The man spent the week like a tourist, walking endlessly about the city, but with aims of sheer pleasure: he went to art galleries and museums in the morning, cinemas in the afternoons, theatres and restaurants at night. He had even fitted in the Tower of London and the Bridge as well. Croxley’s men had pursued him diligently, egged on by sighs of horror from McCoy. They skinned their eyes for a contact or a message drop. They had gone into public lavatories after him, rooting up tiles and destroying expensive flush systems. They had quizzed waiters, museum curators and vehement little ladies in the box-offices. They had stuck to him like clams, done everything but sleep with him, and had come up with absolutely nothing. He had spoken to no one, written nothing, dropped nothing nor picked anything up. He had fallen out of all his old life like a stone and come into pleasure like a tremendous inheritance.

McCoy had been involved in the chase from the start. The man had at one time worked indirectly for his section while he was with the British Council in Beirut. Almost certainly, McCoy thought, the KGB had recruited him there at the same time. Probably Henry Edwards had done the work.

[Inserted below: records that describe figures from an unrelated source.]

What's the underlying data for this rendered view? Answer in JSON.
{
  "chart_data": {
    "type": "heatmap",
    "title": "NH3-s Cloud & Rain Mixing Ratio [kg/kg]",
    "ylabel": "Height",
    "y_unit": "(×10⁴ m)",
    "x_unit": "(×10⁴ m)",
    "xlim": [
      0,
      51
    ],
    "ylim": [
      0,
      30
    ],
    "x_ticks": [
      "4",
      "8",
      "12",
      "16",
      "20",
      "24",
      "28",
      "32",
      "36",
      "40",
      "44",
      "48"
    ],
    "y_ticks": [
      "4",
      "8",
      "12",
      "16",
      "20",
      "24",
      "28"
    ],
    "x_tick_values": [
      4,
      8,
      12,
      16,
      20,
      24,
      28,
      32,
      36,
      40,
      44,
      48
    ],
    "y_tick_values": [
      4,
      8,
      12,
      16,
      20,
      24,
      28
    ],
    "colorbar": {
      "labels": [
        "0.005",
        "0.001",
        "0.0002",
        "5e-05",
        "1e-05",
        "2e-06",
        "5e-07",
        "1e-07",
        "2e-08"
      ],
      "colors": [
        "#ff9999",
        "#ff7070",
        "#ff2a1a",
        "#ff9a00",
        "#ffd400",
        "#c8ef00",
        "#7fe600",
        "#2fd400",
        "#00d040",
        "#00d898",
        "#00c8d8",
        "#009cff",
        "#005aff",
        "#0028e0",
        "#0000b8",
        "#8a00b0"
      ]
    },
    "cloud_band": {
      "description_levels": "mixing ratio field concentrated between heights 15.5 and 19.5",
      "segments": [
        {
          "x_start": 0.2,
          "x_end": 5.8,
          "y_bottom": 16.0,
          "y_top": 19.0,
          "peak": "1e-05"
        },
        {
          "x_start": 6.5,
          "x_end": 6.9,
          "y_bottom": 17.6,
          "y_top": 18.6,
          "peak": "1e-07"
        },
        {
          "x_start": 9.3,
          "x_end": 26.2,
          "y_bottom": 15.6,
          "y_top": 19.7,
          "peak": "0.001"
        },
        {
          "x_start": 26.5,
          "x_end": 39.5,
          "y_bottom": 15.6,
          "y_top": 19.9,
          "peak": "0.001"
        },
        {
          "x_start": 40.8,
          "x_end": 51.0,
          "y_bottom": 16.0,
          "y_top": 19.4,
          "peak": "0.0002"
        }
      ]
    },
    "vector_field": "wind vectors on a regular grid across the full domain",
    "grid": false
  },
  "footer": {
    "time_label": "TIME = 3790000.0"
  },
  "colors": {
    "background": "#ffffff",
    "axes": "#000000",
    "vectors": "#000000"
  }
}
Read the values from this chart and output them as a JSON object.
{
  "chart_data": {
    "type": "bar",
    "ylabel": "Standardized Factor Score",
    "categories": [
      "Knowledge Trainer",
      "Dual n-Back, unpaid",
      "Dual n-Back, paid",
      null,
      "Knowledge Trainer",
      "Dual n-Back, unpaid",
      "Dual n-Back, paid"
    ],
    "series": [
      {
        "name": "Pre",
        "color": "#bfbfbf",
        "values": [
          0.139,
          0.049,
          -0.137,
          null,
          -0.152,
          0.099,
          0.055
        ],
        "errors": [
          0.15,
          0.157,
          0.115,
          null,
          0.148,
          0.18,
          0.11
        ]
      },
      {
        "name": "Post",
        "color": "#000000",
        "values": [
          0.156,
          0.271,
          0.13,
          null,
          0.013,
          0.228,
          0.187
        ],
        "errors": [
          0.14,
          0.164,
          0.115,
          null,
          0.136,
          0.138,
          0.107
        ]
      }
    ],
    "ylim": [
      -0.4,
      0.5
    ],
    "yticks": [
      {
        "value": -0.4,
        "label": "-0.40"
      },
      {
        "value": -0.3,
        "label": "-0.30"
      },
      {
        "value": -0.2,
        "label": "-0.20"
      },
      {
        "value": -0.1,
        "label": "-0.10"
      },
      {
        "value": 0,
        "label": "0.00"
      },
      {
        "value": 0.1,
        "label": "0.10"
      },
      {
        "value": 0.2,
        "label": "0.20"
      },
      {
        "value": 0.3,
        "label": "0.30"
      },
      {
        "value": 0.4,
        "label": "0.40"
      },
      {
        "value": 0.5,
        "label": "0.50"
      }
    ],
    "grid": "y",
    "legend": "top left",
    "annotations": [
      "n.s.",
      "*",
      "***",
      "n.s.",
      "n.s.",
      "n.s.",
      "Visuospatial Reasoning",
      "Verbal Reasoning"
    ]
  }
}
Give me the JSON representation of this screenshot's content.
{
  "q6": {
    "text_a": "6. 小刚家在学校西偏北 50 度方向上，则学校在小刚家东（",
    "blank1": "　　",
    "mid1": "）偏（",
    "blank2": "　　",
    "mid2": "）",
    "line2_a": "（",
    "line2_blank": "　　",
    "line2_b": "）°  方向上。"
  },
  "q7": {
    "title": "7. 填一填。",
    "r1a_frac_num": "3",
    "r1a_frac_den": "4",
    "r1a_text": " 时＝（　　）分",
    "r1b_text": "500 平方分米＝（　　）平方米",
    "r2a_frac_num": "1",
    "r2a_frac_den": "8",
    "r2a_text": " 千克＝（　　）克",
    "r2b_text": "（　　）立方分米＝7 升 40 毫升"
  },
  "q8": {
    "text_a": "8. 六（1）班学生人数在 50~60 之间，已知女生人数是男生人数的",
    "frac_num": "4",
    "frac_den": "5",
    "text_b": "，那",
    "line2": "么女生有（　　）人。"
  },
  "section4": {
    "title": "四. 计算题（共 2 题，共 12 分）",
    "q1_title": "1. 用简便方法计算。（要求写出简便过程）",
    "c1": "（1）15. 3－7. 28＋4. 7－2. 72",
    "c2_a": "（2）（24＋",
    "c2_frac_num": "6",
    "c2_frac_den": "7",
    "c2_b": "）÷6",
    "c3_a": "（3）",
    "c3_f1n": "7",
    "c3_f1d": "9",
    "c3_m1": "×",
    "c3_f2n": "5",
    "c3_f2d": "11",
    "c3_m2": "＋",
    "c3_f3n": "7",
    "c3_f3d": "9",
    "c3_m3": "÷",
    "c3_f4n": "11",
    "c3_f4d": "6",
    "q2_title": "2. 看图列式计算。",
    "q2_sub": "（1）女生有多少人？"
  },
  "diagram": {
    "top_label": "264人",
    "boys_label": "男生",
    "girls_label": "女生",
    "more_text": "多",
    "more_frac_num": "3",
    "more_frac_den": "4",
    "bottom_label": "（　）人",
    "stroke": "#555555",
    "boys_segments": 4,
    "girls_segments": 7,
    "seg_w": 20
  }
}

For Edwards, they’d discovered — just before his death in Cairo in 1967 — had been a senior KGB officer in British Intelligence for nearly twenty years.

And now, impossibly, like a bad joke long condemned, here was another man in that disastrous chain, one more character popping up in the big book of deceit, negligence and snobbery that had for so long characterised British Intelligence. It had started with Burgess and Maclean, then Philby, Blake and the others. And just when they’d thought it finished four years previously with Edwards, here was another ghost that had quietly laid ruin all about them, and who, when caught, would cause them more trouble still. For to catch a man like this was to publicly compound the vast defeat. Better to leave him free, some thought, with tabs on, than to win Pyrrhic victories at the Old Bailey.